Damon Runyon has announced its 2023 Quantitative Biology Fellows, three exceptional early-career scientists who are applying the tools of computational science to generate and interpret cancer research data at extraordinary scale and resolution. Whether constructing synthetic synapses to study cellular communication or engineering tumor models to predict treatment response, their projects seek to extend the boundaries of what is possible in cancer research by approaching fundamental biology questions from a new direction.

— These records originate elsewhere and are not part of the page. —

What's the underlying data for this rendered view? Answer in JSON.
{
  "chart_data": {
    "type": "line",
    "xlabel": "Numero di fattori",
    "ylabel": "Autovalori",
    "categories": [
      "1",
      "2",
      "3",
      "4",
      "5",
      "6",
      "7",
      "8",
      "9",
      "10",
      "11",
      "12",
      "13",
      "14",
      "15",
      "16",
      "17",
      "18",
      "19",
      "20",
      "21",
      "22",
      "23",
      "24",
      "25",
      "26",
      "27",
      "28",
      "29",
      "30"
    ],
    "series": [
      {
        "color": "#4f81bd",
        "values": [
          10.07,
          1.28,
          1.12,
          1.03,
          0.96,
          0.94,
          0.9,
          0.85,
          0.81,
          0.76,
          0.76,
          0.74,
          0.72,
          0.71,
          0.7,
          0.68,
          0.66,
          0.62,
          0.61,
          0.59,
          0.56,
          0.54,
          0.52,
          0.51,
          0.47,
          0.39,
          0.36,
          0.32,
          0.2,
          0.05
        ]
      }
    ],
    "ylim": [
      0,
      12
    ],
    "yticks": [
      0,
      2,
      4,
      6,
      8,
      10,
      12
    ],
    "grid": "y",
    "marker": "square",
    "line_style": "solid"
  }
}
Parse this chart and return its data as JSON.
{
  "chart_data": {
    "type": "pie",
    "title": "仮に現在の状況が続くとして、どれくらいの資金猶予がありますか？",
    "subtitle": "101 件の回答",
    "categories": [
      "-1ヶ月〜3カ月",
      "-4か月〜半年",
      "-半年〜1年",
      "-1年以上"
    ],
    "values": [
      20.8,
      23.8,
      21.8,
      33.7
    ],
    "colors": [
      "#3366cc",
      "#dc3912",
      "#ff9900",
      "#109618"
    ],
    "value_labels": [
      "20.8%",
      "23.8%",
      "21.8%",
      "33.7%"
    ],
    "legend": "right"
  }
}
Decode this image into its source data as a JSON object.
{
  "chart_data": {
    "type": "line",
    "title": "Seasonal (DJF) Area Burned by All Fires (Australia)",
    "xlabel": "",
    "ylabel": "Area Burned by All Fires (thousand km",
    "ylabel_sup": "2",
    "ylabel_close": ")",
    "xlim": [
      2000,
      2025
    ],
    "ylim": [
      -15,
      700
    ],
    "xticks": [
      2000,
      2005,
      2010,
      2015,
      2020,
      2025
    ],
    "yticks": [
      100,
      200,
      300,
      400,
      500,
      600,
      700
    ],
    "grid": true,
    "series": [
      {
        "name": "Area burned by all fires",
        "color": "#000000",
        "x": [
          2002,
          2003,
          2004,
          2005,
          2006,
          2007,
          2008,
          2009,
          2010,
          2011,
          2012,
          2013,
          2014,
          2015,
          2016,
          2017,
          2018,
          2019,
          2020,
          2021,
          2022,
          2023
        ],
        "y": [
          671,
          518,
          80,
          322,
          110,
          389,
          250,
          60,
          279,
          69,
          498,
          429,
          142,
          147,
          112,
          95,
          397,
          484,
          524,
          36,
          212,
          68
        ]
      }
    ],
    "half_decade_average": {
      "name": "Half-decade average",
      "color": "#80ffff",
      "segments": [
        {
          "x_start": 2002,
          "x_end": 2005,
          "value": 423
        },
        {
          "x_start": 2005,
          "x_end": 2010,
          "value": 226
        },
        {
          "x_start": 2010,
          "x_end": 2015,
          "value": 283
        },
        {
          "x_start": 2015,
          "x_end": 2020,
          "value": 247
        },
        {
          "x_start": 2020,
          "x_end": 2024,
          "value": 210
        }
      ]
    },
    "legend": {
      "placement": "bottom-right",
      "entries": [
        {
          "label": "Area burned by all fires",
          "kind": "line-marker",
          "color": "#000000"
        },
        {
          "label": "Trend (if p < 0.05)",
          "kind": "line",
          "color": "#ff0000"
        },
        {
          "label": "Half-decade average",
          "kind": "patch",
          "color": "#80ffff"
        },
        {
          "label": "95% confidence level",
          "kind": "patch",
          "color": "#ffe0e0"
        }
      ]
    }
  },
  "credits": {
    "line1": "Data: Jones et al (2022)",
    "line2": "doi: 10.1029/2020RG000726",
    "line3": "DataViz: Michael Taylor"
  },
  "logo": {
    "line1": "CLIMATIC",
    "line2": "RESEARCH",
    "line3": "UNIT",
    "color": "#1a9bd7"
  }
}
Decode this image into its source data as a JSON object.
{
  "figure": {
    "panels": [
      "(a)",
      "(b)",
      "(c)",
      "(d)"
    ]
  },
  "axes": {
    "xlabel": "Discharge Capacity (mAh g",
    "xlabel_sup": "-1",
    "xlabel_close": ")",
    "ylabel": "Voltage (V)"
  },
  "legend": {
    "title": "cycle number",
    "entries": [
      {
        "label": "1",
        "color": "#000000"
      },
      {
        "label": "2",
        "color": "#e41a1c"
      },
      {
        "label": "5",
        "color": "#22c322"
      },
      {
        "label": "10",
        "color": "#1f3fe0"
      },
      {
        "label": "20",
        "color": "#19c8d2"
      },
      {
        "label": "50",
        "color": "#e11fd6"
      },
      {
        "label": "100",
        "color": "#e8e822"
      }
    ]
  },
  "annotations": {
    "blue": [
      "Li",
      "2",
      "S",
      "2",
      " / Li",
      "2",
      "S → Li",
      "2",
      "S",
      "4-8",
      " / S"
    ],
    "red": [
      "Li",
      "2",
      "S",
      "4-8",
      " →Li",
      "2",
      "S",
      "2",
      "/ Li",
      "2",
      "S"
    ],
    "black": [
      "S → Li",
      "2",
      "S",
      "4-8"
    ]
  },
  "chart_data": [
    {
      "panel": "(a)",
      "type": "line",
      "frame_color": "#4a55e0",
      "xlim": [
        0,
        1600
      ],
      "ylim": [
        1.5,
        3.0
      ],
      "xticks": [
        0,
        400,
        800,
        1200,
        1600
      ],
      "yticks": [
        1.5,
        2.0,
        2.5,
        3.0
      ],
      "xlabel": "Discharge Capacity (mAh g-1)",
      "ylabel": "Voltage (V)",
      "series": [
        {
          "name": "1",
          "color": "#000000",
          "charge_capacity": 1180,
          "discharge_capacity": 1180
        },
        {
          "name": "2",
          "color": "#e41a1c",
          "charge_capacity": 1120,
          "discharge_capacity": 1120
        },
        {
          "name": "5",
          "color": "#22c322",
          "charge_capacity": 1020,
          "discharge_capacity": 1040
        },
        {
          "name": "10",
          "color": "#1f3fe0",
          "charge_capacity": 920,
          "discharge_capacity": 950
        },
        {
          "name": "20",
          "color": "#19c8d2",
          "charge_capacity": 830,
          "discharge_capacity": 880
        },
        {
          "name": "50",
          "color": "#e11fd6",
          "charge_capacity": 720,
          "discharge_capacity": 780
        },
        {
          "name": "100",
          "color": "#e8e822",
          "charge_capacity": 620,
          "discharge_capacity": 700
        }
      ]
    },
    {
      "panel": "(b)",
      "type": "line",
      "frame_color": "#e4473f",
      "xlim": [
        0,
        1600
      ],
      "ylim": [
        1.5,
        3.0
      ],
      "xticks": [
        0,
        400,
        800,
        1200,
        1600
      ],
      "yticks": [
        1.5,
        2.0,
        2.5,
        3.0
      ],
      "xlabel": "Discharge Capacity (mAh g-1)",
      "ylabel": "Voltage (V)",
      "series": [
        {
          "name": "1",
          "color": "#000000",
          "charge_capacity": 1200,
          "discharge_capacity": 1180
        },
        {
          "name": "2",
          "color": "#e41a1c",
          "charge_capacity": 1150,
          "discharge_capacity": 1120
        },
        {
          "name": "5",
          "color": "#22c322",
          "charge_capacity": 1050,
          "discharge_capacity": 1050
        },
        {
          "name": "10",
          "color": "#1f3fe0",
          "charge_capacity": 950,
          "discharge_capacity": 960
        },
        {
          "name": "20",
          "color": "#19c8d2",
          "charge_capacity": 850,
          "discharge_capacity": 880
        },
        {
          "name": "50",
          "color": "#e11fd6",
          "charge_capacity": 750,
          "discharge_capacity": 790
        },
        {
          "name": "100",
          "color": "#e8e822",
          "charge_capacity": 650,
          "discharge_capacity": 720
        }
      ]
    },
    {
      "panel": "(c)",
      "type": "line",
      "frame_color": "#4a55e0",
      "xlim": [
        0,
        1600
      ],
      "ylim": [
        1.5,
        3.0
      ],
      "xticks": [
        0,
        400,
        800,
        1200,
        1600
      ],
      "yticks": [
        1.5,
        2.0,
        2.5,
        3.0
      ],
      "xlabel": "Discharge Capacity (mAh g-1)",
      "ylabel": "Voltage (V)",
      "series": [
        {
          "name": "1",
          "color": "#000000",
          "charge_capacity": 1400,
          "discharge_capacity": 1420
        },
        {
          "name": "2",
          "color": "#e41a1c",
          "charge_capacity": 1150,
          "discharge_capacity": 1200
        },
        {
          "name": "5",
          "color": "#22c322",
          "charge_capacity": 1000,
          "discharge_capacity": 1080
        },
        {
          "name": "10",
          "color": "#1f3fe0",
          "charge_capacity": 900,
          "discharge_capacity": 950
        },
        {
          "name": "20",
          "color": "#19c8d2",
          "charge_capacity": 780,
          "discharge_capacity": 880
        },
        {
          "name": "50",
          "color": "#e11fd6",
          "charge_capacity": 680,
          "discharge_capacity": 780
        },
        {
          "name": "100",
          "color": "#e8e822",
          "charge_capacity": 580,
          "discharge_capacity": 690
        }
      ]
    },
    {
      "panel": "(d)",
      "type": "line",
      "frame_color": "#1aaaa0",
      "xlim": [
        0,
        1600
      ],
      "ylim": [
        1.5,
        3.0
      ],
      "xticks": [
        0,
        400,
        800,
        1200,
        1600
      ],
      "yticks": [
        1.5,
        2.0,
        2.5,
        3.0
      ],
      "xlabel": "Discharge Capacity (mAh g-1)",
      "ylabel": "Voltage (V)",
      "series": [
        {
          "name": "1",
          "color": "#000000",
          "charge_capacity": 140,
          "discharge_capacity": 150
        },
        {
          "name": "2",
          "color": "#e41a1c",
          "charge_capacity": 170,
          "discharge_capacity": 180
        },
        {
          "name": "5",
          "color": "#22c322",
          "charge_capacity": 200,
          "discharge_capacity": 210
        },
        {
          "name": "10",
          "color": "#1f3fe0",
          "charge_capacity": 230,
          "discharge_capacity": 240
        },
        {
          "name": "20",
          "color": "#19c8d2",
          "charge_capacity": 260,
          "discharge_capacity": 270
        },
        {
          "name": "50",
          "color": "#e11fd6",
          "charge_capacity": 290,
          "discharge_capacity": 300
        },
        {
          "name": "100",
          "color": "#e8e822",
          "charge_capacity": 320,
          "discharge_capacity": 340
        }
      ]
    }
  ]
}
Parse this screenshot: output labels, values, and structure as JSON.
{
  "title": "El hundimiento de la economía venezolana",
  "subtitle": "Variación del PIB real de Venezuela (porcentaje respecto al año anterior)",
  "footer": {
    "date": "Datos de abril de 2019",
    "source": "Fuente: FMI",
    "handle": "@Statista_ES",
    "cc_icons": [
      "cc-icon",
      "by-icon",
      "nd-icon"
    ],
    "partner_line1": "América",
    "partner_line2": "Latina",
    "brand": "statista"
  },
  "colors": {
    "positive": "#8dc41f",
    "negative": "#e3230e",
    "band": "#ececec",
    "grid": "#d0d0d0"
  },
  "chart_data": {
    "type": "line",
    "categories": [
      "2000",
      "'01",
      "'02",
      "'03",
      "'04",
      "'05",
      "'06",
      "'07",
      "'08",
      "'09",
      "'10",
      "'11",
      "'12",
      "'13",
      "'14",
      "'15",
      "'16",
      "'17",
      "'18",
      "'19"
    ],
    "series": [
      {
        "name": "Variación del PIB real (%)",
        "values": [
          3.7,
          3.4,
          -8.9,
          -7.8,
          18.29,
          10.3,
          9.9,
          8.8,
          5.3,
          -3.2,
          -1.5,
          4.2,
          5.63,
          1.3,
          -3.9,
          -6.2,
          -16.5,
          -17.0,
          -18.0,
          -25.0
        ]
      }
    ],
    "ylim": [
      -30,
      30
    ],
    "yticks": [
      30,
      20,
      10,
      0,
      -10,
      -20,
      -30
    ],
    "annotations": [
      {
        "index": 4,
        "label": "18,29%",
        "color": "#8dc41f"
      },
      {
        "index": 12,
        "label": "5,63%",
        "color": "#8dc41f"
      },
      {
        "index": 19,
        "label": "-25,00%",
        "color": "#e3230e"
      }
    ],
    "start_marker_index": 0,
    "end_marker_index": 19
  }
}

Each postdoctoral scientist selected for this unique three-year award will receive independent funding ($240,000 total) to train under the joint mentorship of an established computational scientist and a cancer biologist. The grant was created to encourage quantitative scientists (from fields such as mathematics, physics, computer science, and engineering) to pursue careers in cancer research. By investing in research that combines techniques from “wet” and “dry” labs, Damon Runyon aims to highlight the importance of these specially trained scientists in the era of precision medicine.
“Nowadays, we’re not even limited by computational power but by our creativity in how we apply these frameworks to research questions,” explains 2022 Quantitative Biology Fellow Tal Einav, PhD. “The fun part is seeing ideas that have been around for a while come into contact with newer technologies, like machine learning—what emerges are questions that people have not asked before and which are going to change the way we understand the field.”
2023 Quantitative Biology Fellows
Nicholas C. Lammers, PhD, with mentors Cole Trapnell, PhD, and David Kimelman, PhD, at University of Washington, Seattle
In both embryonic development and disease, the same genetic mutation can lead to highly variable outcomes in different individuals. Dr. Lammers aims to shed light on the drivers of this nongenetic variability using the developing zebrafish embryo as a model system. By combining fluorescence microscopy and single-cell sequencing, he will test whether subtle differences in gene expression within individual cells can explain why some embryos with a given genetic mutation survive to adulthood, while others perish within the first 24 hours of their development. His findings will provide a quantitative foundation for understanding the genetic and molecular basis of cancer outcomes in human patients where, for instance, tumors with the same underlying mutations often exhibit dramatically different disease courses.
Computational Methodology:
Dr. Lammers will train Variational Autoencoders to learn low-dimensional latent space representations of whole-embryo transcriptomes and grayscale images depicting embryonic morphology. He will then train a third neural network to translate from transcriptional latent space to morphological latent space. Together, these three networks will comprise a new computational method, morphSeq, that takes single-cell transcriptomes of mutant and wildtype embryos as input and produces predictions for corresponding embryo morphologies as its output.
Youngmu (Nick) Shin, PhD, with mentors Wendell A. Lim, PhD, and Rohit V. Pappu, PhD (Washington University, St. Louis), at University of California, San Francisco
Cells in our body communicate with each other in a highly selective manner. These cell-cell interactions form the basis of numerous physiological functions, such as neuronal wiring and immune recognition. Dr. Shin plans to explore the general principles of cell-cell communication by constructing a synthetic synapse and studying its organization and functional diversity. His findings will elucidate the mechanisms that organize cell-cell interfaces involved in immune cell recognition of cancer and in the cell-type transitions associated with cancer and metastasis. This work will also provide a platform for engineering highly customized cell-cell interfaces, which may prove useful in engineering immune cell therapeutics.
Computational Methodology:
This project employs the stickers-and-spacers model adapted from polymer physics. Macromolecules such as proteins and nucleic acids are described as a sequence of attractive domains called “stickers” and flexible, non-interacting domains called “spacers.” Dr. Shin will use his lab’s Monte Carlo simulation engine LaSSI (Lattice simulation engine for Sticker and Spacer Interactions) to calculate the average interactions between macromolecules and analyze their mesoscopic organization and phase properties.
Carolina Trenado-Yuste, PhD, with mentors Celeste M. Nelson, PhD, and Ned S. Wingreen, PhD, at Princeton University, Princeton
Breast cancer is the most frequent cancer in women and the second-leading cause of cancer deaths in women worldwide. Triple-negative breast cancer is among the most aggressive subtypes; its name refers to the fact that it lacks all three primary markers of breast cancer, making it particularly challenging to detect and treat. Although our ability to detect early-stage breast cancer has improved substantially over the past few decades, anticipating whether and how fast a tumor will progress to metastatic disease remains challenging. Dr. Trenado-Yuste aims to improve our ability to predict a tumor’s disease course and response to therapy by creating a new framework of biomathematical models and experimentally engineered tumors, which may aid in prognostication and decrease cancer-related deaths.
Computational Methodology:
Experimental research in cancer biology also drives a need for new computational models. This project focuses on mathematical modeling, with an emphasis on developing agent-based and pharmacokinetic models, to help clarify how tumor spheroids progress and respond to drug treatments. The importance and innovation of the proposed theoretical and computational methods lie in their potential to identify the optimal combinations of personalized treatment schedules for individual patients.